July 9 marked the sixth anniversary of South Sudan's independence. The youngest country in the world has been ravaged by fighting since the end of 2013. The ongoing civil war has interrupted the country's development and plunged its 11 million people into an abyss of misery.

A report issued by the International Crisis Group on Monday says that China is making "a more flexible interpretation of the non-intervention policy" and "playing the unprecedented role of peace builder in South Sudan." Over the past four years, China has constructively engaged in and pushed forward the peace process in South Sudan. It has, to date, led and supported a number of diplomatic initiatives to end the violence in South Sudan, strengthening coordination with other mediators such as the African Union, sending a special envoy to bolster talks and urging the warring parties to end violence and resume dialogue.

China's participation in the mediation of the country's conflicts is due to China's responsibilities and obligations as a responsible major power.

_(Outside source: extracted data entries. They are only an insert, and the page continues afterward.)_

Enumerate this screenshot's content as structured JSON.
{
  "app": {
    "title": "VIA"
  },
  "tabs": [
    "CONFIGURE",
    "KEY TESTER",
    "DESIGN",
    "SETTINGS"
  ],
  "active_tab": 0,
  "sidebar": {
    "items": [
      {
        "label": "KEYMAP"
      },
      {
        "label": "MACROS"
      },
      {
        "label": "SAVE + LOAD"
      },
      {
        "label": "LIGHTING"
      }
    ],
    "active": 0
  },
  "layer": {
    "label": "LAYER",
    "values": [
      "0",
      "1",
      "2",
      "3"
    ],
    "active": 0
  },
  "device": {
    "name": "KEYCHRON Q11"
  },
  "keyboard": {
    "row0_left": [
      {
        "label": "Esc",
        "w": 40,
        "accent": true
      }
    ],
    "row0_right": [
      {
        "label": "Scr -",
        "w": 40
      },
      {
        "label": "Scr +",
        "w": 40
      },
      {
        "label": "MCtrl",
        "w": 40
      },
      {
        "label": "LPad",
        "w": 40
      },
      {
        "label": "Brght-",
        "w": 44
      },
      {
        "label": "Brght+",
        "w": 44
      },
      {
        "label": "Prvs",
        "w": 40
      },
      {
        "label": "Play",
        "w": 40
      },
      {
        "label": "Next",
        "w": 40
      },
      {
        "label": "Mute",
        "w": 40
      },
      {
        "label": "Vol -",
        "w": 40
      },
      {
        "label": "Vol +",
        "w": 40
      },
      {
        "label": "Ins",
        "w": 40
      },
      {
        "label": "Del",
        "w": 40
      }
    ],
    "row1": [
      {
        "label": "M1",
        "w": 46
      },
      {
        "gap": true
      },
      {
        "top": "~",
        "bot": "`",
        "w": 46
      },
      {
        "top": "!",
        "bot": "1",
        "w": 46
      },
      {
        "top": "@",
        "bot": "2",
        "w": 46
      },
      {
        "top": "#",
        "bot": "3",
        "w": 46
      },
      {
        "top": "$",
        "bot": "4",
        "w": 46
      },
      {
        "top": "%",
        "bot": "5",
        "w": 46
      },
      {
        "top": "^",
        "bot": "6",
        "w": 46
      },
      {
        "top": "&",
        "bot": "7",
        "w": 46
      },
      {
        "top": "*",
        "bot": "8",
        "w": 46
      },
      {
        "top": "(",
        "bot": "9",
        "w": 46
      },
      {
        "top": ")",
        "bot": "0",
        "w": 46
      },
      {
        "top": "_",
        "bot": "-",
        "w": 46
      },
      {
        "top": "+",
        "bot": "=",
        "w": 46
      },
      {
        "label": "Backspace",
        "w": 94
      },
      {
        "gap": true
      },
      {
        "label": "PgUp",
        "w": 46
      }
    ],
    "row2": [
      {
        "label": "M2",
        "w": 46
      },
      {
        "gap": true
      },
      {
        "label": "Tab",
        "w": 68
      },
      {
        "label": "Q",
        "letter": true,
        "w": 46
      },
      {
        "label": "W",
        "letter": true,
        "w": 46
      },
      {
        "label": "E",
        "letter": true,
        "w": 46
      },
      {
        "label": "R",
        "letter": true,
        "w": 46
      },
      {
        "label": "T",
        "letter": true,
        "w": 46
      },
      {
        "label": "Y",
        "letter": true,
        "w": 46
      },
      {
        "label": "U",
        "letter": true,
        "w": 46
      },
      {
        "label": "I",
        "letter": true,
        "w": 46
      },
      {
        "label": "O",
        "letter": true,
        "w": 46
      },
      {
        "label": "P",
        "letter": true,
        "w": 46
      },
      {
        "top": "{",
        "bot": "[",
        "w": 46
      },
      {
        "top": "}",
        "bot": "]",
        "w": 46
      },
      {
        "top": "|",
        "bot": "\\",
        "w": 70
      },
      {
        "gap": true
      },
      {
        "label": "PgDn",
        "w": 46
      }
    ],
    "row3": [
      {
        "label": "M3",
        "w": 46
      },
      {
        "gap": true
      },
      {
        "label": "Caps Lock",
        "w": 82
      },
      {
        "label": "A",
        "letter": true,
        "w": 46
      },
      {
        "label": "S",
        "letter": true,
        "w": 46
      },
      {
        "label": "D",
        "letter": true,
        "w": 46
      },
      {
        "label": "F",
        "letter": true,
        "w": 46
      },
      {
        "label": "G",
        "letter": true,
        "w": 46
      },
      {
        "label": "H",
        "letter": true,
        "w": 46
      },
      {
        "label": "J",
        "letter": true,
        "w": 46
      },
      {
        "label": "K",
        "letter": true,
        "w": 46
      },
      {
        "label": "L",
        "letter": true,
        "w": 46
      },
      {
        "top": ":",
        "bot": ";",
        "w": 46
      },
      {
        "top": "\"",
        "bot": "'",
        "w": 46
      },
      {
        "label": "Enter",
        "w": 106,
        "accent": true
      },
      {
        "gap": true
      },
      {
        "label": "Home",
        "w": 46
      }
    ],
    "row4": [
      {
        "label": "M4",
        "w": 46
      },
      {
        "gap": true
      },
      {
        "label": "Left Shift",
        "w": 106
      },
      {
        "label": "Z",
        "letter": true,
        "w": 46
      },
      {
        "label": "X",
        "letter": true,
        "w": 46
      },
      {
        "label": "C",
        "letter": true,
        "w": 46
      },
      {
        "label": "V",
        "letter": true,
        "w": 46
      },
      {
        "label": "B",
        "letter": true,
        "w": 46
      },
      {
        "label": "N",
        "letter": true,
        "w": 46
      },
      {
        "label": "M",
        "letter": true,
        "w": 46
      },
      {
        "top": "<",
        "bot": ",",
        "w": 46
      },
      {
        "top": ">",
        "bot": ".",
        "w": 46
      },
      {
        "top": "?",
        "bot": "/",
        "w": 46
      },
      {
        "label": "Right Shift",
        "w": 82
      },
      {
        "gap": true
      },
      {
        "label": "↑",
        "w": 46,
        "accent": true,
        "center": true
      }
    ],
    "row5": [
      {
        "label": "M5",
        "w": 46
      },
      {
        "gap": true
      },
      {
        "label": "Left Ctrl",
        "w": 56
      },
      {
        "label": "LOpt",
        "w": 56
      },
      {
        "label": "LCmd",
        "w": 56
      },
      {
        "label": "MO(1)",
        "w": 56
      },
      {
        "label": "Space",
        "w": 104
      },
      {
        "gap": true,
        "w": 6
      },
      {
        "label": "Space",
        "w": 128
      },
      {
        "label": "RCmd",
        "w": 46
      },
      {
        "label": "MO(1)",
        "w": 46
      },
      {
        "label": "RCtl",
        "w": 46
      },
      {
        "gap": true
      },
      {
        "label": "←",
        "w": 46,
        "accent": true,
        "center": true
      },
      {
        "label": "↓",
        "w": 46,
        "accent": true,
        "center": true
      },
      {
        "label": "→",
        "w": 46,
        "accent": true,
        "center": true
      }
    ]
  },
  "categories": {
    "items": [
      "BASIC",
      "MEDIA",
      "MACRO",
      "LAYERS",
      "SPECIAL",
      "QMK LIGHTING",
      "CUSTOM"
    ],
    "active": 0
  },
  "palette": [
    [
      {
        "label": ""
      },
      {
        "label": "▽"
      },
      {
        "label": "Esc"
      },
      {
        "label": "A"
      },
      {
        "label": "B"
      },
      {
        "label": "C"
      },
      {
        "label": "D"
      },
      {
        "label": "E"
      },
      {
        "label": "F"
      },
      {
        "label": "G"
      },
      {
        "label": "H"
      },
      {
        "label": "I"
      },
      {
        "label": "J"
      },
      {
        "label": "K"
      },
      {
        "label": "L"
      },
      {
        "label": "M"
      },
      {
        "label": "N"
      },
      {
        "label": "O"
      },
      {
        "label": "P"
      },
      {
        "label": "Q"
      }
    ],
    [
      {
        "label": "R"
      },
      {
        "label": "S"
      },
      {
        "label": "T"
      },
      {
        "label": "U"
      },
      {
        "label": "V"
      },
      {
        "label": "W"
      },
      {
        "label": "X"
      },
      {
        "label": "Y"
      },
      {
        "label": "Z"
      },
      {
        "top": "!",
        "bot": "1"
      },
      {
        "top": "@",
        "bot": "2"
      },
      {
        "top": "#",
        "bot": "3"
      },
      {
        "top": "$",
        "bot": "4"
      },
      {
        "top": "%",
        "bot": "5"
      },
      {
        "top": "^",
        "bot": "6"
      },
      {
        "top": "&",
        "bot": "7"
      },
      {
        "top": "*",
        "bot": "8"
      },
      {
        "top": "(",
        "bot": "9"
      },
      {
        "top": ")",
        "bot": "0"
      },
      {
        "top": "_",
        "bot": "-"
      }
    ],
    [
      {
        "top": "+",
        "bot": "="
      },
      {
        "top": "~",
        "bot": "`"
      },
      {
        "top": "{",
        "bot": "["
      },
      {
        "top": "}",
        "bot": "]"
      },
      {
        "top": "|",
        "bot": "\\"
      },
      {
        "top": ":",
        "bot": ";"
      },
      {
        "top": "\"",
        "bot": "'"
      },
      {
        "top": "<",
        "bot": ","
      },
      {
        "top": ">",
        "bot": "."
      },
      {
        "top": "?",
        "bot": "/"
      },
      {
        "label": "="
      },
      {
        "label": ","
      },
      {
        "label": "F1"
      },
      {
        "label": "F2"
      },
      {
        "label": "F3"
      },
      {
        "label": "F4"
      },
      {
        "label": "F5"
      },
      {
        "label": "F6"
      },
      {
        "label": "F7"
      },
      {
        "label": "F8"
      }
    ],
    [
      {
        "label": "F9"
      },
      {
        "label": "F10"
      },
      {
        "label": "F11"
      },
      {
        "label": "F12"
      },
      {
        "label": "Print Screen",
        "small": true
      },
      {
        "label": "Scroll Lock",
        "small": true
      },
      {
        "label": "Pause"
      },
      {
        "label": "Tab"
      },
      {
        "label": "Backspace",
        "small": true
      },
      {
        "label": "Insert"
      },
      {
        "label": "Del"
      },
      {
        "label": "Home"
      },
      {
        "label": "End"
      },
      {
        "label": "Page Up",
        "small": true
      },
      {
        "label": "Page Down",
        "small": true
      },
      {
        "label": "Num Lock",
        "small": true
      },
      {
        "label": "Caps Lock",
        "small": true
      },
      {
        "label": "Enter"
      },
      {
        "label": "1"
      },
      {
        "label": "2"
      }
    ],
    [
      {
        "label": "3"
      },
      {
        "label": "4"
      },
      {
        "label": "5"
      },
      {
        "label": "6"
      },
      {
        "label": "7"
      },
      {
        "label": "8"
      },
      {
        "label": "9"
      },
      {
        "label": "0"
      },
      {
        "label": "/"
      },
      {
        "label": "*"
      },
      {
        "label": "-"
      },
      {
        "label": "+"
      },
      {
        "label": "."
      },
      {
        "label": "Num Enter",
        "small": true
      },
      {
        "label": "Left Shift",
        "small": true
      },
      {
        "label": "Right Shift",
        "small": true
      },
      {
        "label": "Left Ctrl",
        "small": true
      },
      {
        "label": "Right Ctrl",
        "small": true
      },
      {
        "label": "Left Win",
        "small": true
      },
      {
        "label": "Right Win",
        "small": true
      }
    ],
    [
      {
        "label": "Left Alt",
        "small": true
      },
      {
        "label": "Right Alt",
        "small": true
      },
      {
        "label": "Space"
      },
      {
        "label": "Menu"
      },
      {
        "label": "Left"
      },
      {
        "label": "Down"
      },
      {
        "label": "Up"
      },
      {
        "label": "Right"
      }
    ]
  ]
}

Different from Western countries, China opposes forcibly pressuring warring factions into negotiations by imposing sanctions. Instead, it advocates that political settlement is the only way to end a conflict, and supports African countries in solving their problems in an African way. China's moderate attitude is more acceptable to warring parties and they are more willing to listen to the "China plan."

There is no doubt that China has contributed constructively to de-escalating the South Sudan crisis. It is expected to continue to play a major role in helping the country end the violence. 

With the development of China and the diversification of its interests, China's development has been closely linked to that of relatively underdeveloped regions such as Africa. Africa needs China's help for economic growth. China's assistance to African countries, be they at peace or war, is different from that of the West. China has been trying new methods that meet the demands of African countries.

Many African countries have been plagued by failed development efforts in the past. They were either mired in ethnic and religious conflicts, poor governance, or civil war. The Western methods which emphasized institutional change failed to help them out. Now, China is helping countries like South Sudan find the modes of development that most suit them. China has succeeded in countries like Kenya and Rwanda. Chinese methods are greatly welcomed by locals as they have helped create jobs and boosted the economy. 

We hope South Sudan can achieve peace and start reconstruction at an early date. During the process, China will offer the necessary help based on the country's needs.